Reverse False Claims-The Latest in False Claims Act Exposure

Earlier this week, the Department of Justice announced that it had its second largest annual recovery of civil fraud claims in history, securing $2.4 billion in settlements and judgments in cases involving fraud against the government in the fiscal year ending Sept. 30, 2009. In making this announcement, Tony West, the Assistant Attorney General for the Civil Division, reiterated that “rooting out fraud” remains one of the Justice Department’s highest priorities.” The government thanked its partners in these recovery efforts, mentioning the cooperation it receives from whistleblowers, State Departments of Justice, Medicaid Fraud Control Units, and Congress.

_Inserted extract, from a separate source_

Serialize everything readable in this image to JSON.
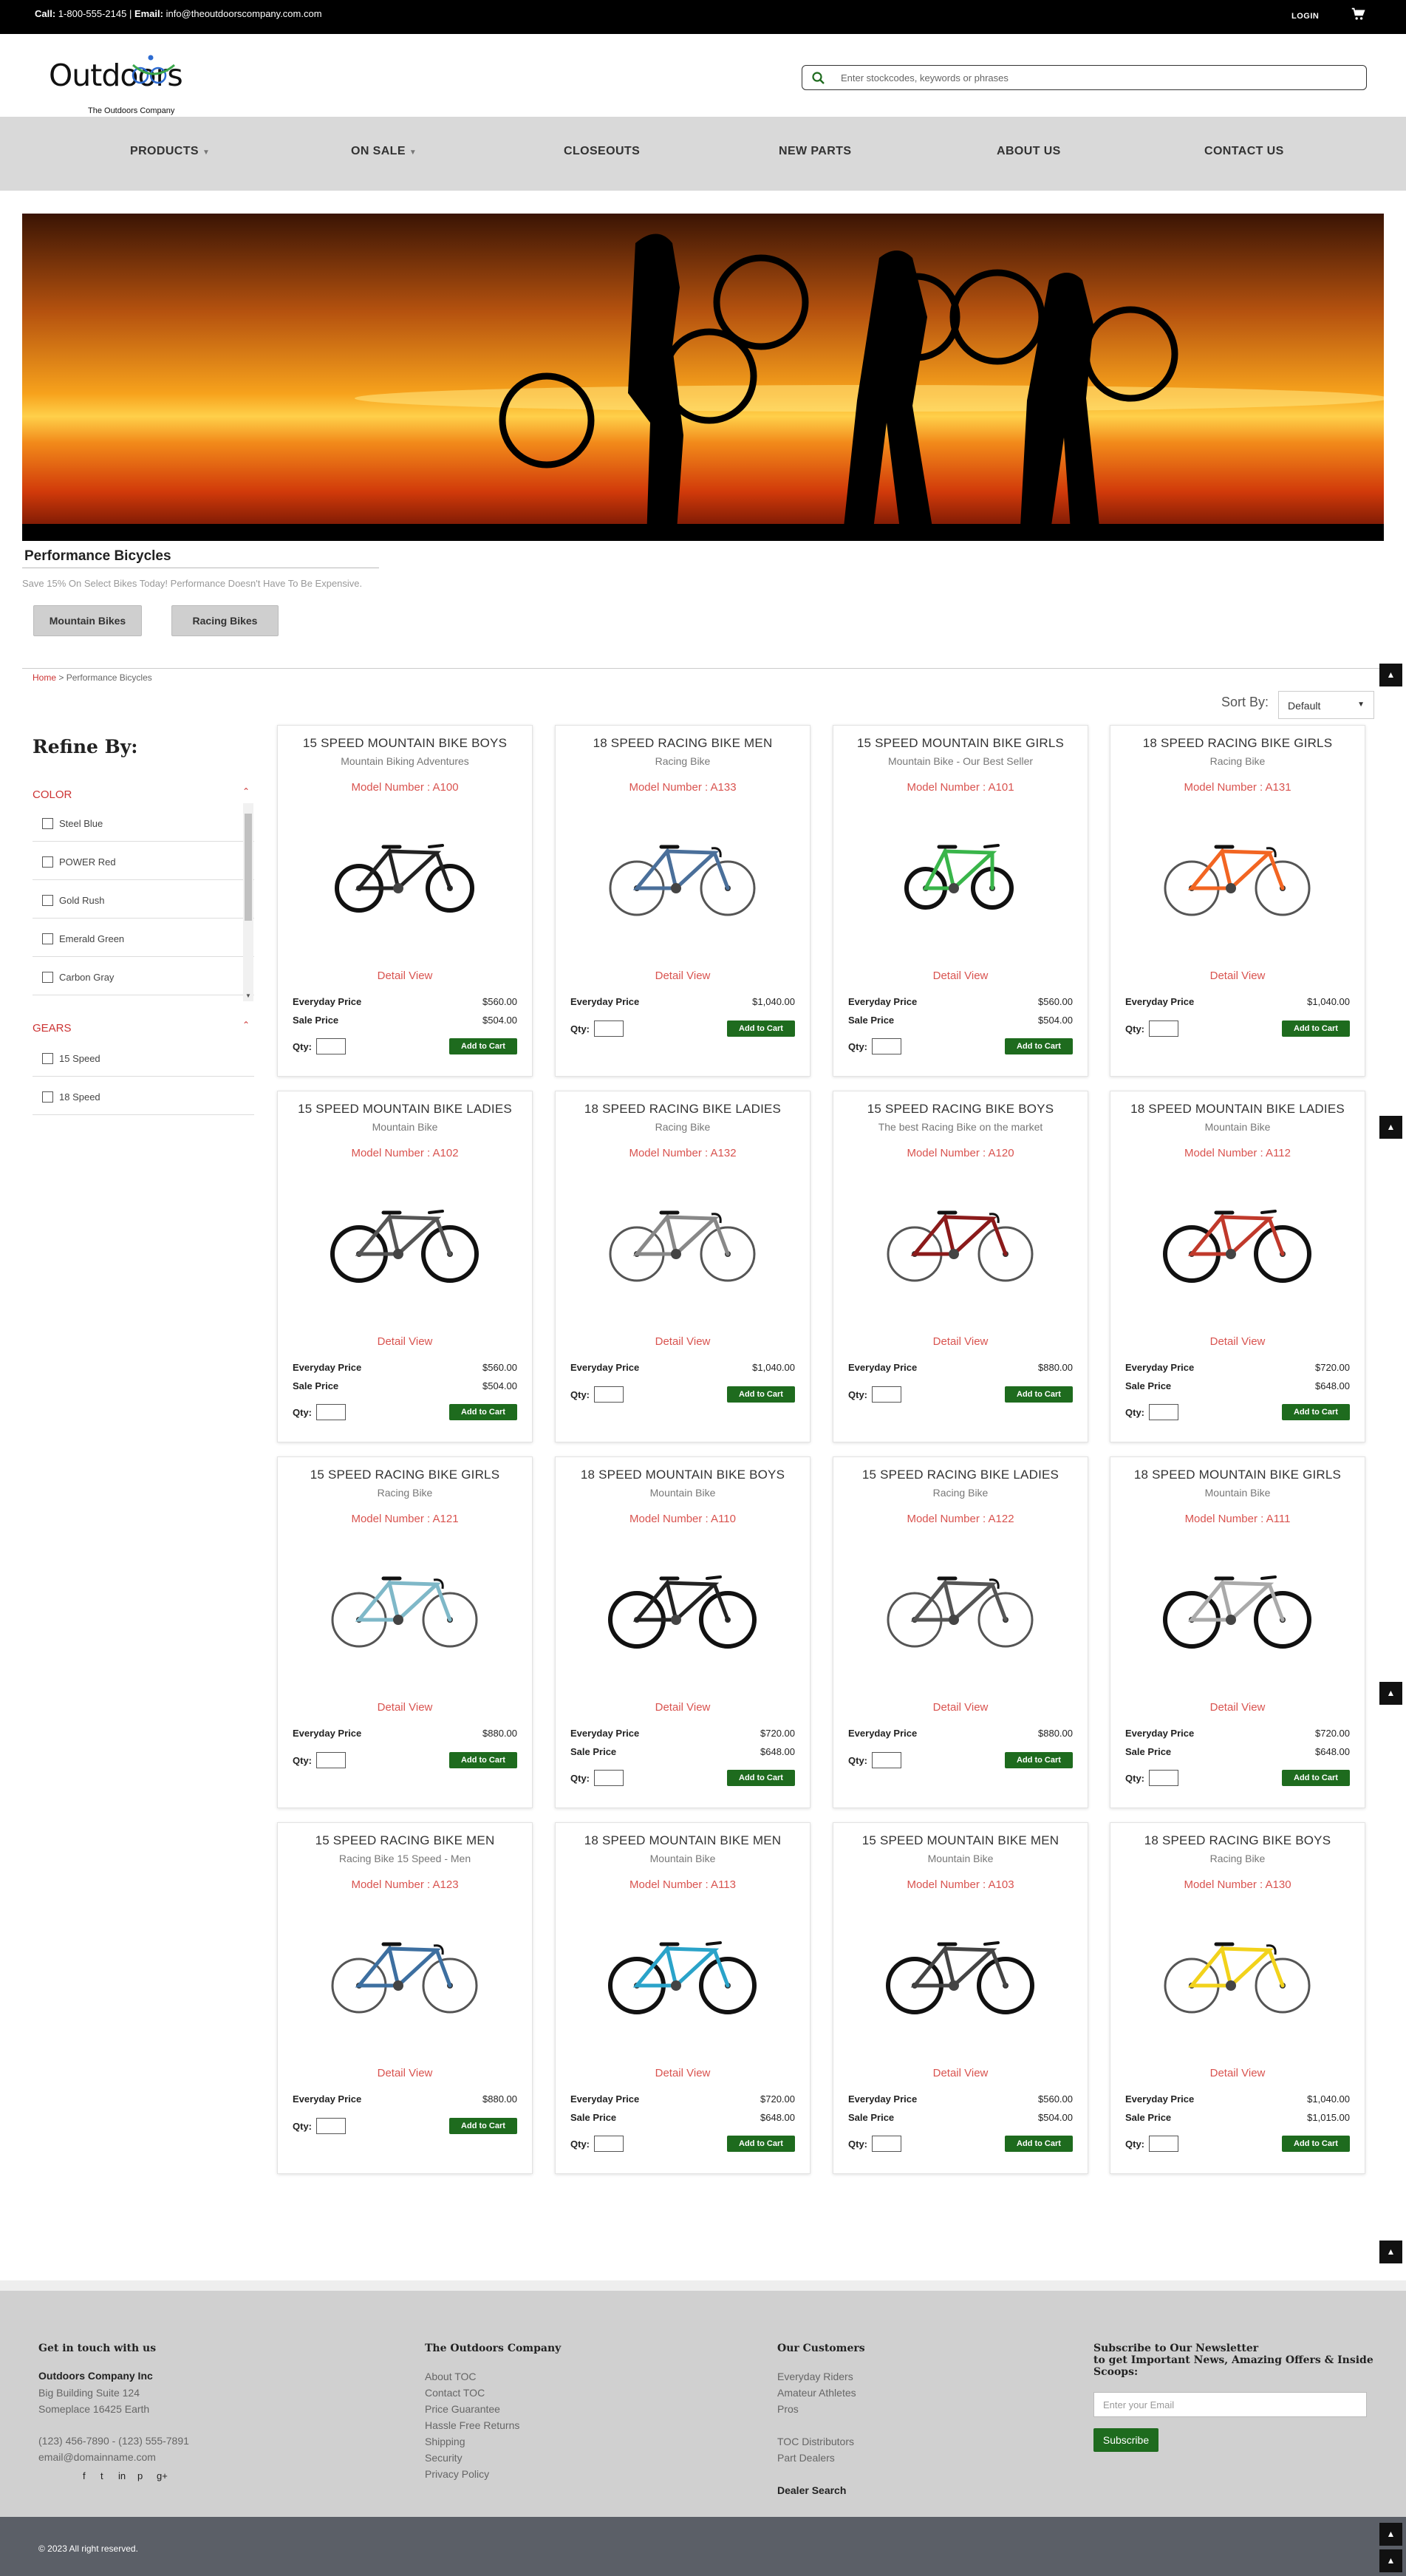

The reference to Congress’ role in assisting with fraud recovery efforts cannot be minimized. With the enactment of the Fraud Enforcement Recovery Act of 2009 (“FERA”) and the Patient Protection and Affordable Care Act (“PPACA,” sometimes referred to as the Healthcare Reform Act) in March of this year, Congress has significantly expanded the scope of liability for individuals and entities that receive government funds.

As a result of these reforms, one area where we are seeing considerable exposure for healthcare providers is with “reverse false claims.” There is no longer any doubt that the knowing retention of Medicare and Medicaid overpayments can serve as the basis for False Claims Act liability.

Under PPACA, health care providers are required to “report and refund” any overpayment by within 60 days after the date on which the overpayment was identified (or the date any corresponding cost report is due, whichever is later). The definition of overpayment under PPACA includes any funds received or retained under Medicare or Medicaid to which the provider is not entitled. And PPACA expressly makes the retention of any overpayment an obligation under the False Claims Act.

The Justice Department’s announcement last week that “A top priority for this administration is fighting health care fraud.” should come as no surprise to healthcare practitioners. In fiscal year 2009, health care fraud recoveries reached $1.6 billion, two-thirds of the year’s total. With the recent expansion to the Justice Department’s arsenal of recovery weapons, we will continue to see an increase in recovery efforts. Now more than ever it is essential to be vigilant in avoiding risk related to billing and collections.